Avocado gives this dish its creamy texture and heartiness. You’ll be full and satisfied after this meal!

Ingredients

  • 8-10 kale leaves, de-stemmed and chopped
  • 1 orange pepper, diced
  • 1 red onion, diced
  • 1 avocado
  • 1 lemon, juiced
  • Hemp seed, to taste
  • Sunflower sprouts, to taste

Instructions

  • Massage all ingredients together.
  • Let chill for a few hours in the refrigerator.
  • Top with hemp seed and sunflower sprouts.

Power Salad

Can you feel the power?

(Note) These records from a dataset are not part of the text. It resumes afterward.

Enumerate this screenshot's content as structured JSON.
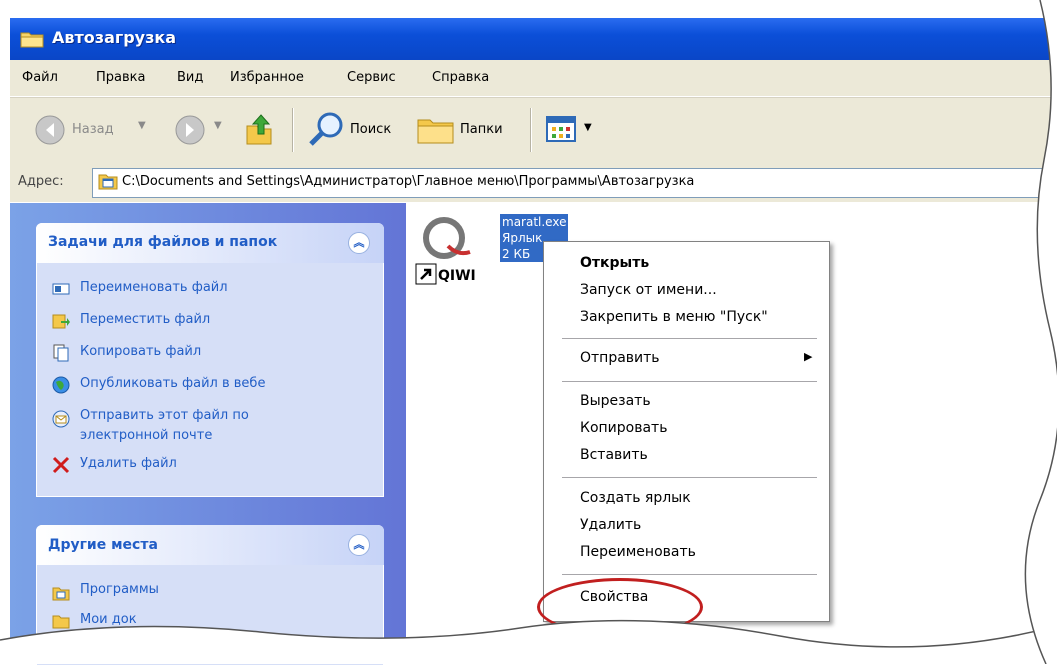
{
  "window": {
    "title": "Автозагрузка"
  },
  "menubar": {
    "items": [
      "Файл",
      "Правка",
      "Вид",
      "Избранное",
      "Сервис",
      "Справка"
    ]
  },
  "toolbar": {
    "back_label": "Назад",
    "search_label": "Поиск",
    "folders_label": "Папки"
  },
  "address": {
    "label": "Адрес:",
    "value": "C:\\Documents and Settings\\Администратор\\Главное меню\\Программы\\Автозагрузка"
  },
  "tasks_panel": {
    "title": "Задачи для файлов и папок",
    "items": [
      {
        "label": "Переименовать файл",
        "icon": "rename-icon"
      },
      {
        "label": "Переместить файл",
        "icon": "move-icon"
      },
      {
        "label": "Копировать файл",
        "icon": "copy-icon"
      },
      {
        "label": "Опубликовать файл в вебе",
        "icon": "publish-web-icon"
      },
      {
        "label": "Отправить этот файл по",
        "icon": "email-icon"
      },
      {
        "label": "электронной почте"
      },
      {
        "label": "Удалить файл",
        "icon": "delete-icon"
      }
    ]
  },
  "places_panel": {
    "title": "Другие места",
    "items": [
      {
        "label": "Программы",
        "icon": "programs-folder-icon"
      },
      {
        "label": "Мои док",
        "icon": "documents-icon"
      }
    ]
  },
  "file": {
    "name": "maratl.exe",
    "type": "Ярлык",
    "size": "2 КБ",
    "icon_text": "QIWI"
  },
  "context_menu": {
    "items": [
      {
        "label": "Открыть",
        "bold": true
      },
      {
        "label": "Запуск от имени..."
      },
      {
        "label": "Закрепить в меню \"Пуск\""
      },
      {
        "label": "Отправить",
        "submenu": true
      },
      {
        "label": "Вырезать"
      },
      {
        "label": "Копировать"
      },
      {
        "label": "Вставить"
      },
      {
        "label": "Создать ярлык"
      },
      {
        "label": "Удалить"
      },
      {
        "label": "Переименовать"
      },
      {
        "label": "Свойства",
        "highlighted_by_circle": true
      }
    ]
  },
  "colors": {
    "titlebar": "#0b4fd8",
    "menu_bg": "#ece9d8",
    "panel_title": "#215dc6",
    "selection": "#316ac5",
    "annotation_circle": "#c11f1f"
  }
}
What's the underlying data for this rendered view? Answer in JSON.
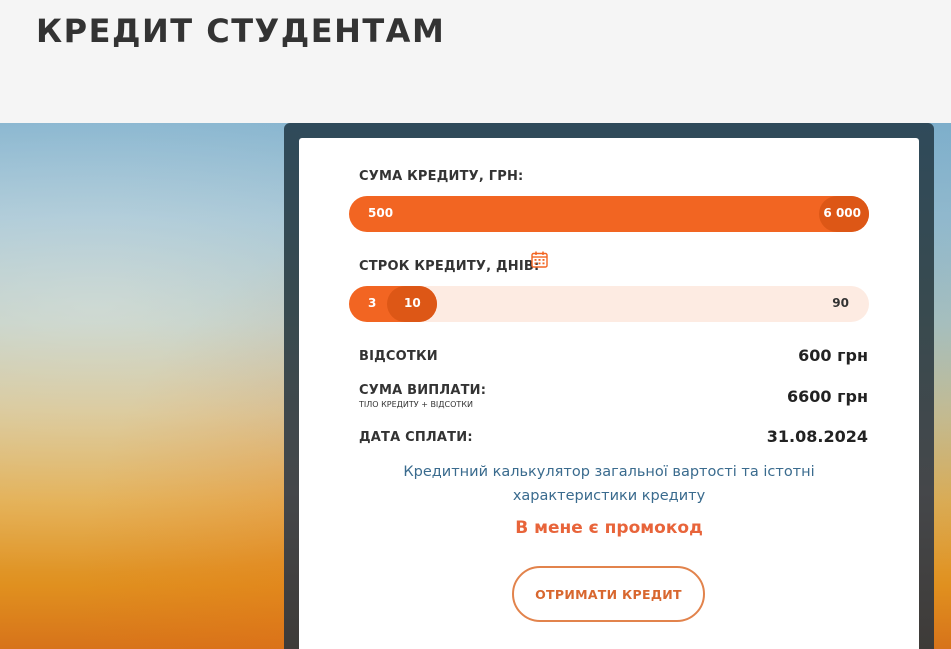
{
  "header": {
    "title": "КРЕДИТ СТУДЕНТАМ"
  },
  "calculator": {
    "amount": {
      "label": "СУМА КРЕДИТУ, ГРН:",
      "min": "500",
      "max": "6 000",
      "value_fraction": 1.0
    },
    "term": {
      "label": "СТРОК КРЕДИТУ, ДНІВ:",
      "calendar_icon": "calendar-icon",
      "min": "3",
      "current": "10",
      "max": "90",
      "value_fraction": 0.08
    },
    "interest": {
      "label": "ВІДСОТКИ",
      "value": "600 грн"
    },
    "total": {
      "label": "СУМА ВИПЛАТИ:",
      "sublabel": "ТІЛО КРЕДИТУ + ВІДСОТКИ",
      "value": "6600 грн"
    },
    "due_date": {
      "label": "ДАТА СПЛАТИ:",
      "value": "31.08.2024"
    },
    "calc_link": "Кредитний калькулятор загальної вартості та істотні характеристики кредиту",
    "promo": "В мене є промокод",
    "submit": "ОТРИМАТИ КРЕДИТ"
  },
  "colors": {
    "accent": "#f26522",
    "accent_dark": "#dd5716",
    "track": "#fdebe2",
    "link": "#3a6b8e"
  }
}
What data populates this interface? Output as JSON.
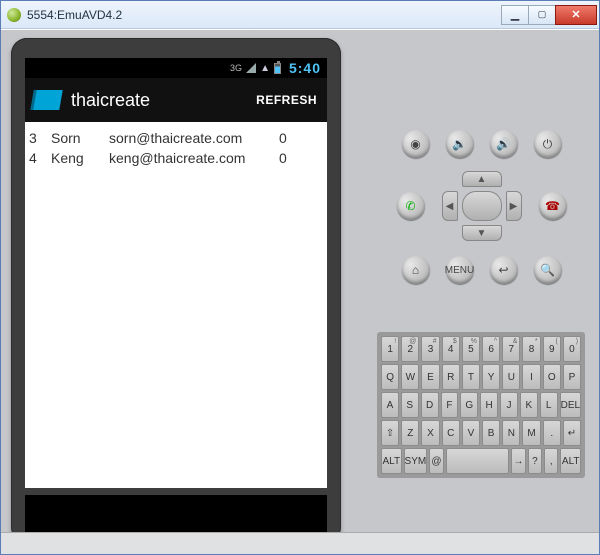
{
  "window": {
    "title": "5554:EmuAVD4.2"
  },
  "status": {
    "netlabel": "3G",
    "time": "5:40"
  },
  "app": {
    "icon_name": "folder-icon",
    "title": "thaicreate",
    "refresh": "REFRESH"
  },
  "rows": [
    {
      "id": "3",
      "name": "Sorn",
      "email": "sorn@thaicreate.com",
      "num": "0"
    },
    {
      "id": "4",
      "name": "Keng",
      "email": "keng@thaicreate.com",
      "num": "0"
    }
  ],
  "controls": {
    "row1": [
      "camera-icon",
      "volume-down-icon",
      "volume-up-icon",
      "power-icon"
    ],
    "row1_glyph": [
      "◉",
      "🔉",
      "🔊",
      "⏻"
    ],
    "call": "call-icon",
    "end": "end-call-icon",
    "row3": [
      "home-icon",
      "menu-icon",
      "back-icon",
      "search-icon"
    ],
    "row3_glyph": [
      "⌂",
      "MENU",
      "↩",
      "🔍"
    ]
  },
  "keyboard": {
    "r1_sup": [
      "!",
      "@",
      "#",
      "$",
      "%",
      "^",
      "&",
      "*",
      "(",
      ")"
    ],
    "r1": [
      "1",
      "2",
      "3",
      "4",
      "5",
      "6",
      "7",
      "8",
      "9",
      "0"
    ],
    "r2": [
      "Q",
      "W",
      "E",
      "R",
      "T",
      "Y",
      "U",
      "I",
      "O",
      "P"
    ],
    "r3": [
      "A",
      "S",
      "D",
      "F",
      "G",
      "H",
      "J",
      "K",
      "L",
      "DEL"
    ],
    "r4": [
      "⇧",
      "Z",
      "X",
      "C",
      "V",
      "B",
      "N",
      "M",
      ".",
      "↵"
    ],
    "r5": [
      "ALT",
      "SYM",
      "@",
      "",
      "→",
      "?",
      ",",
      "ALT"
    ]
  }
}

This slightly sweet salad is packed with superfoods.

Ingredients

Dressing:

  • 1/4 cup fresh lime juice
  • 1 tsp honey
  • 1/2 tsp kosher salt
  • 1/4 cup olive oil
  • Coarsely ground pepper

Salad:

  • 8 cups kale, Swiss chard, Bibb and red leaf lettuce
  • 3 cups strawberries, halved
  • 3/4 cup crumbled feta cheese

Instructions

  • Combine the dressing ingredients in a closed jar, and shake to combine.
  • Toss the greens with vinaigrette.
  • Top with strawberries berries and feta cheese.

Quinoa Herb Salad

As one of very few plant-based complete proteins, quinoa has a lot to offer in the way of nutrition.

Ingredients

Dressing:

  • 1 avocado
  • 1/4 cup basil-infused grape seed oil
  • 1 tbsp light balsamic vinegar
  • 1 tsp ground black pepper
  • 1 tbsp Tamari soy sauce

Salad:

  • 1 cup quinoa, rinsed
  • 1 tsp ground cumin
  • 15 oz black beans, rinsed and drained
  • 15 oz low sodium black olives, drained
  • 1 large Swiss chard leaf
  • 2 jalapeños, seeded and sliced
  • 2 cups chives, chopped
  • 1 cup basil, chopped
  • 1 cup cooked corn kernels

Instructions

  • Add the rinsed quinoa, cumin, and two cups of water in a saucepan.
  • Heat on a stove burner at medium heat until the water bubbles.
  • Reduce to a simmer, and cook about 20 minutes.
  • Fluff the quinoa with a fork, and transfer it to a large bowl or baking dish to cool.
  • Roll the Swiss chard, ribbon-cut the leaf, and slice the stalk.
  • Place the Swiss chard in a large mixing bowl and add beans, olives, jalapeño, chives, corn, and basil.
  • Mash up the avocado in a medium bowl, and mix it with the remaining dressing ingredients.
  • Toss the quinoa with the veggie mixture, add the dressing, and thoroughly mix.
  • Let stand at least an hour before serving.